Wido den Hollander <wido@xxxxxxxx> · Tue, 07 Jul 2015 14:52:25 +0200

On 07-07-15 14:42, Dmitry Meytin wrote:
> Hi Christian,
> Thanks for the thorough explanation.
> My case is Elastic Map Reduce on top of OpenStack with Ceph backend for everything (block, object, images).
> With default configuration, performance is 300% worse than bare metal.
> I did a few changes:
> 1) replication settings 2
> 2) read ahead size 2048Kb 
> 3) Max sync intervals 10s
> 4) Large queue and large bytes
> 5) OSD OP threads 20
> 6) FileStore Flusher off
> 7) Sync Flush On
> 8) Object size 64 Mb
> 
> And still the performance is poor when comparing to bare-metal.
> The profiling shows the huge network demand (I'm running terasort) during the map phase.
> I want to avoid shared-disk behavior of Ceph and I would like VM to read data from the local volume as much as applicable.
> Am I wrong with mu assumptions?
> 

Nothing is free in this world. Keep that in mind.

You can't have a fully distributed system which replicates all data
synchronously over a network and not suffer a performance loss or impact.

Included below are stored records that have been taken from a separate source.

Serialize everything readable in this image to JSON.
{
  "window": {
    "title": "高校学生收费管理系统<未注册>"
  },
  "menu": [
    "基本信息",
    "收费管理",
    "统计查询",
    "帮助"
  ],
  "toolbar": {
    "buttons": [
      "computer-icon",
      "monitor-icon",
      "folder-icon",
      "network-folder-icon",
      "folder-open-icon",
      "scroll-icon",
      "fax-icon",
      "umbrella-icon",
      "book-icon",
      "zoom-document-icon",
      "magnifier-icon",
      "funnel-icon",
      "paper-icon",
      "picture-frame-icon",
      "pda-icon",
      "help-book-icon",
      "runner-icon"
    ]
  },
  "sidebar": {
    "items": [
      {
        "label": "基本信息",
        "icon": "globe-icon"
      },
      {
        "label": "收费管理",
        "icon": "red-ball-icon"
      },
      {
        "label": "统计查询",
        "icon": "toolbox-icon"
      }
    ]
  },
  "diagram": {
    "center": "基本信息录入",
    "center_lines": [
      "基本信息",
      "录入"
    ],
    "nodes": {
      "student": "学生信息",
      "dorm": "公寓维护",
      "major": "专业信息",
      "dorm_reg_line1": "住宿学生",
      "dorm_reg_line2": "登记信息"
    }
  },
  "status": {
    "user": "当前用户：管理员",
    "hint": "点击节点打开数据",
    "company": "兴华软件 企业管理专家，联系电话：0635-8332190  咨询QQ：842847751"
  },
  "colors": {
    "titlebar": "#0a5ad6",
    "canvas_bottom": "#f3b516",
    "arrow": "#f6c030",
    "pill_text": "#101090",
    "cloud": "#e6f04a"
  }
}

Yes, Ceph has still ways where it should improve, but all the data has
to go over the network and written to all disks prior to being ack'ed.

Wido

> Thank you very much,
> Dmitry
> 
> -----Original Message-----
> From: Christian Balzer [mailto:chibi@xxxxxxx] 
> Sent: 07 July 2015 15:25
> To: ceph-users@xxxxxxxx
> Cc: Dmitry Meytin
> Subject: Re:  FW: Ceph data locality
> 
> 
> Hello,
> 
> On Tue, 7 Jul 2015 11:45:11 +0000 Dmitry Meytin wrote:
> 
>> I think it's essential for huge data clusters to deal with data locality.
>> Even very expensive network stack (100Gb/s) will not mitigate the 
>> problem if you need to move petabytes of data many times a day. Maybe 
>> there is some workaround  to the problem?
>>
> Apples, Oranges. 
> Not every problem is a nail even if your preferred tool is a hammer.
>  
> Ceph is a _distributed_ storage system. 
> Data locality is not one of its design goals, a SAN or NAS isn't really "local" to any client either.
> 
> The design is to have completely independent storage nodes talking to clients.
> 
> And if you have petabytes of data each day, there is no way to have all that data local.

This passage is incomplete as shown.